Die Furcht von Zuwanderern vor Zuwanderern

Nach dem zumindest vorläufigen Happy-End drehte sich die Diskussion um entwurzelte Russlanddeutsche. Die machten jahrelang ihr Kreuz mehrheitlich bei der CDU. Seit die Konservativen ihre Familienpolitik modernisiert und zwischenzeitlich die Grenzen für Kriegsflüchtlinge geöffnet haben, sympathisieren immer mehr Zuwanderer aus der früheren Sowjetunion mit der AfD. In einem Einspieler sagt eine russlanddeutsche Frau: „Die Flüchtlinge vermehren sich schrecklich und die Deutschen vermehren sich gar nicht, deshalb sterben die Deutschen aus.” Zuwanderer, die Angst vor Zuwanderern haben. Das entbehrt nicht einer gewissen Ironie. Ebenso wie die Tatsache, dass im Stadtteil der furchtsamen Frau bis vor kurzem sagenhafte 33 Flüchtlinge lebten. Und selbst die sind mittlerweile in andere Viertel umgezogen.

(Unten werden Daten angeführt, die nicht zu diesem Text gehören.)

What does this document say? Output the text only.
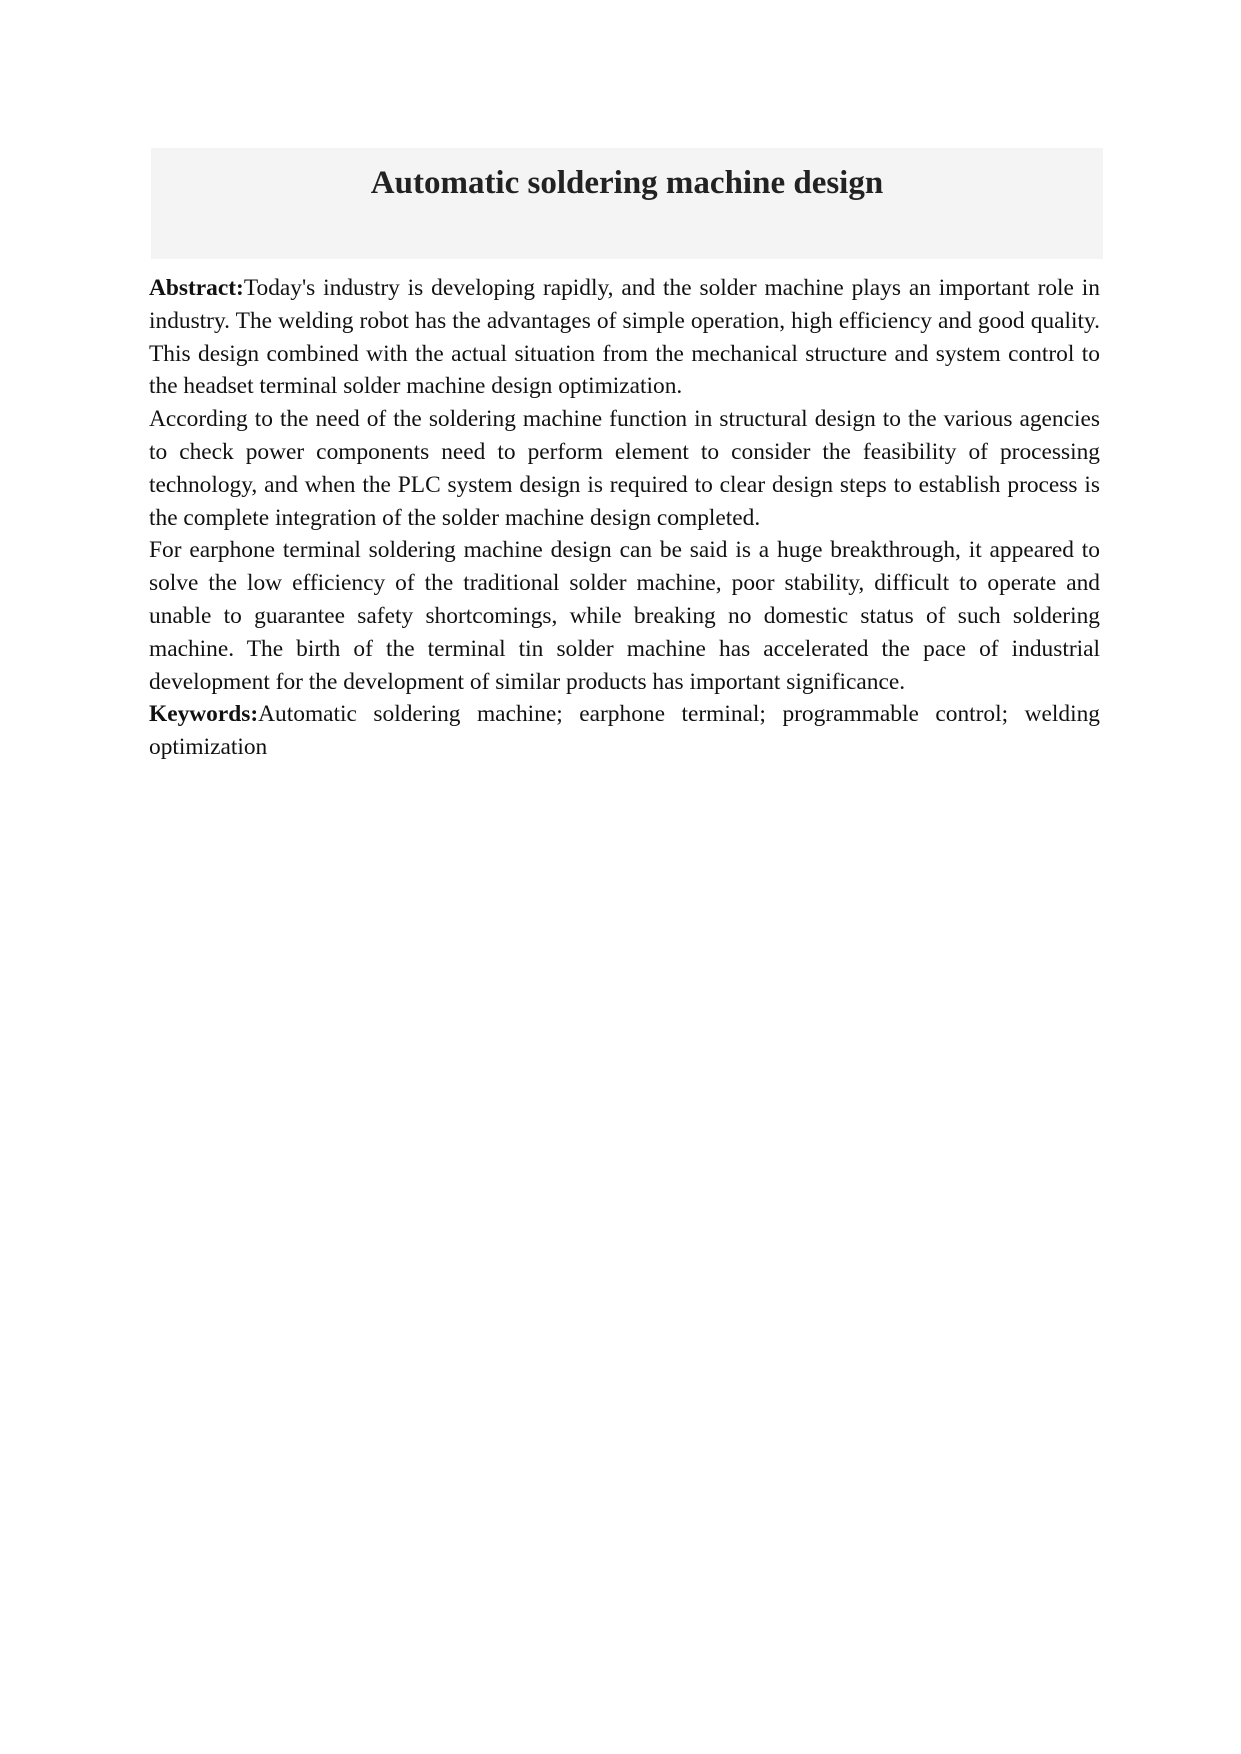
Automatic soldering machine design

Abstract:Today's industry is developing rapidly, and the solder machine plays an important role in industry. The welding robot has the advantages of simple operation, high efficiency and good quality. This design combined with the actual situation from the mechanical structure and system control to the headset terminal solder machine design optimization.

According to the need of the soldering machine function in structural design to the various agencies to check power components need to perform element to consider the feasibility of processing technology, and when the PLC system design is required to clear design steps to establish process is the complete integration of the solder machine design completed.

For earphone terminal soldering machine design can be said is a huge breakthrough, it appeared to solve the low efficiency of the traditional solder machine, poor stability, difficult to operate and unable to guarantee safety shortcomings, while breaking no domestic status of such soldering machine. The birth of the terminal tin solder machine has accelerated the pace of industrial development for the development of similar products has important significance.

Keywords:Automatic soldering machine; earphone terminal; programmable control; welding optimization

Nun sind die Russlanddeutschen mit 3,2 Millionen Menschen die größte wahlberechtigte Zuwanderergruppe in Deutschland. Kein Wunder also, dass es bei Dunja Hayali zu einem veritablen Schlagabtausch zwischen CDU und AfD kam. Der Bundestagskandidat der AfD in Pforzheim, Waldemar Birkle, ein Russlanddeutscher, warf der CDU vor, ihre Prinzipien verraten zu haben. Heinrich Zertik, Bundestagsabgeordneter der CDU und ebenfalls Russlanddeutscher, entgegnete: „Die CDU hat die Russlanddeutschen nicht fallen gelassen.” Zum Schluss sagte Dunja Hayali: „Herzlichen Dank für ihr Kommen und die Wahl wird spannend werden.”

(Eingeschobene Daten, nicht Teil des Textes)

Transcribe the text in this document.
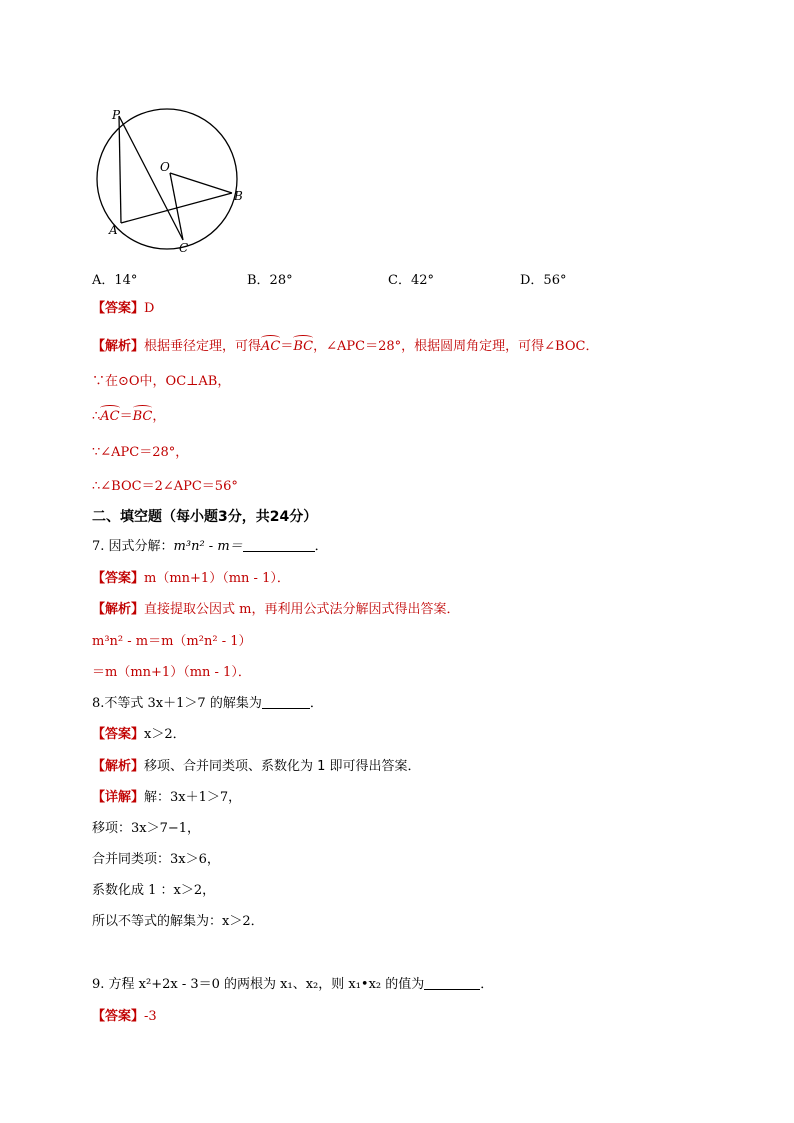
P
O
B
A
C
A．14°	B．28°	C．42°	D．56°
【答案】D
【解析】根据垂径定理，可得AC＝BC，∠APC＝28°，根据圆周角定理，可得∠BOC．
∵在⊙O中，OC⊥AB，
∴AC＝BC，
∵∠APC＝28°，
∴∠BOC＝2∠APC＝56°
二、填空题（每小题3分，共24分）
7. 因式分解：m³n² - m＝	．
【答案】m（mn+1）（mn - 1）．
【解析】直接提取公因式 m，再利用公式法分解因式得出答案．
m³n² - m＝m（m²n² - 1）
＝m（mn+1）（mn - 1）．
8.不等式 3x＋1＞7 的解集为	．
【答案】x＞2．
【解析】移项、合并同类项、系数化为 1 即可得出答案．
【详解】解：3x＋1＞7，
移项：3x＞7−1，
合并同类项：3x＞6，
系数化成 1 ：x＞2，
所以不等式的解集为：x＞2．
9. 方程 x²+2x - 3＝0 的两根为 x₁、x₂，则 x₁•x₂ 的值为	．
【答案】-3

Nach den Russen kamen die Wölfe. Etwa 300 Tiere stromern derzeit durch Deutschland, vor allem in Sachsen, Brandenburg und Niedersachsen. Als Experte war der Tierfilmer Andreas Kieling zu Gast und der gab Entwarnung. Kieling sagte: „Der Wolf ist wieder in Deutschland, weil er hier einen reich gedeckten Tisch findet.” Und das war dann fast schon das Schlusswort unter einer weiterer Folge der Sommerpausen-Schnellplauderunde im Zweiten.